Em simultâneo, a normalização dos estados de exceção abre as portas a uma certa naturalização dos limites aos Direitos Fundamentais, banalizando uma era de vigilância, controlo e biopoder alicerçado nas mais modernas tecnologias baseadas no panótico (tudo ver sem ser nunca visto). Finalmente, recrudescem os excludentes nacionalismos, tão hiperbolicamente visível no fechamento de fronteiras ou na disputa sobre as vacinas, a par do desvanecimento das estruturas internacionais de solidariedade.
Os sociólogos mobilizaram-se desde o início da pandemia, procurando mapear, por um lado, o impacto da crise nas várias formas de desigualdade social e, por outro, as práticas e organizações que, um pouco por todo mundo, tantas vezes sem apoio e auto-organizando-se localmente, redesenhando a ação coletiva, as sociabilidades de entreajuda e a defesa do bem comum.
Mas faltou, por parte dos decisores, sensibilidade sociológica.

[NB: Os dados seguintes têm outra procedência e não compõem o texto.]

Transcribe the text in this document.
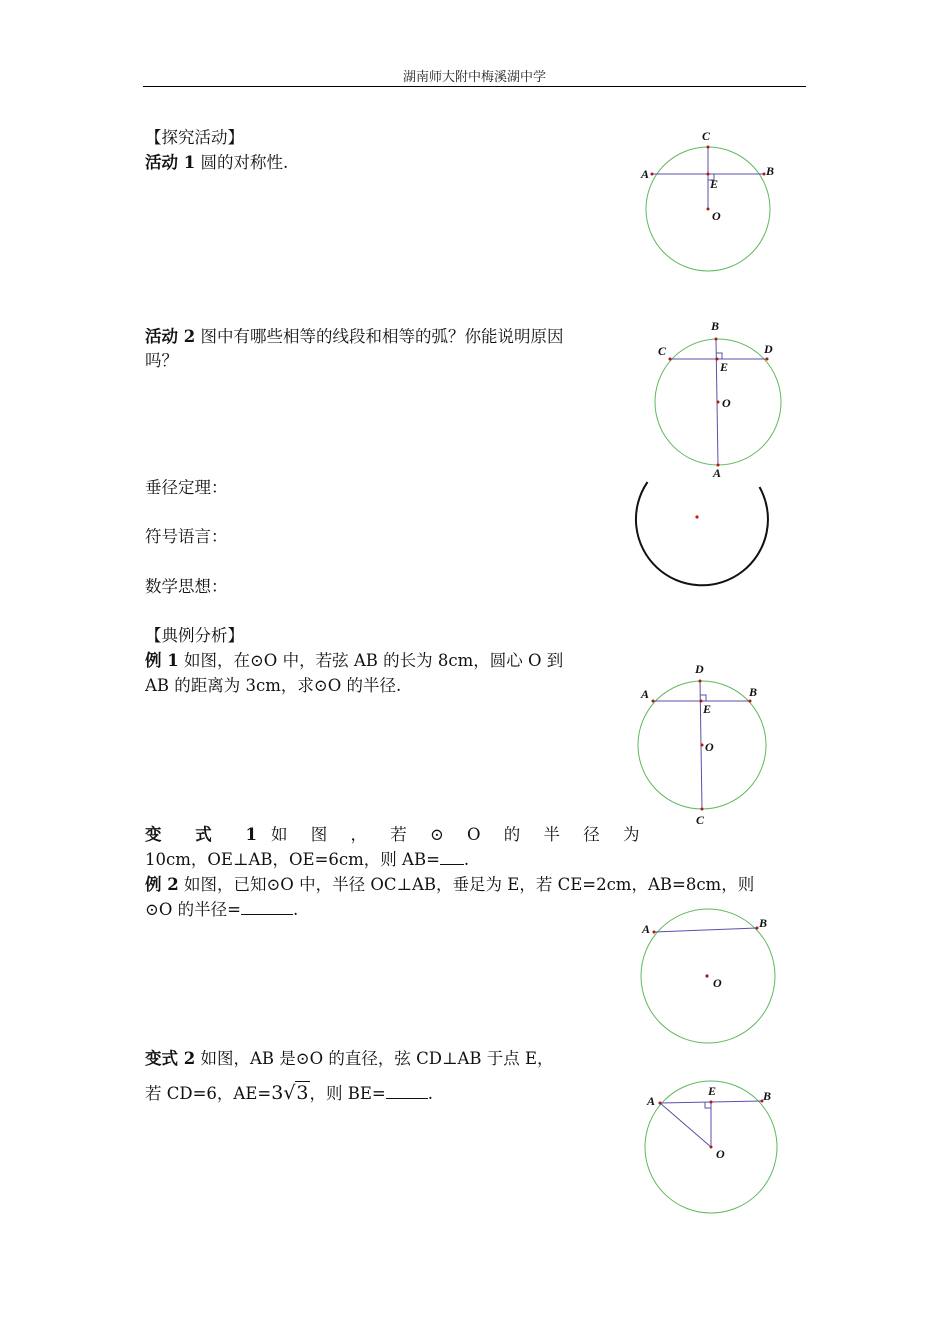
湖南师大附中梅溪湖中学
【探究活动】
活动 1 圆的对称性.
活动 2 图中有哪些相等的线段和相等的弧？你能说明原因
吗？
垂径定理：
符号语言：
数学思想：
【典例分析】
例 1 如图，在⊙O 中，若弦 AB 的长为 8cm，圆心 O 到
AB 的距离为 3cm，求⊙O 的半径.
变 式 1 如 图 ， 若 ⊙ O 的 半 径 为
10cm，OE⊥AB，OE=6cm，则 AB= .
例 2 如图，已知⊙O 中，半径 OC⊥AB，垂足为 E，若 CE=2cm，AB=8cm，则
⊙O 的半径=	.
变式 2 如图，AB 是⊙O 的直径，弦 CD⊥AB 于点 E，
若 CD=6，AE=3√3，则 BE=	.
C
A	B
E
O
B
C	D
E
O
A
D
A	B
E
O
C
A	B
O
A
E	B
O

Não quiseram ou não souberam interpretar os comportamentos sociais, reduzindo-os, tantas vezes, a meras manifestações psicológicas ou patológicas. Com isso perderam capacidade de coordenação, organização e planeamento estratégico. Num tempo em que o regresso da ciência se faz em acesa disputa com a realidade dos factos alternativos e da pós-verdade, importaria desocultar os mecanismos que produzem a descrença nas descobertas científicas e mesmo na possibilidade de chegar a compromissos de trabalho em torno da discussão crítica de argumentos e perspetivas.
A atomização das opiniões e dos pontos de vista, tidos como irreconciliáveis e irredutíveis, grassa num contexto de isolamento, medo e insegurança que deslassa as pertenças sociais. Mobilizar o conhecimento sociológico incomoda e desestabiliza processos de decisão superficiais e burocráticos, ao revelar interesses em disputa, preconceitos enraizados ou engrenagens de fabricação de lugares-comuns. Seria de exigir muito mais, na imaginação e experimentação de futuros possíveis, pois a única perspetiva realista é a de não regressarmos ao “normal” que mais não é do que um caldeirão de crises infinitas onde tudo o que é comum se derrete.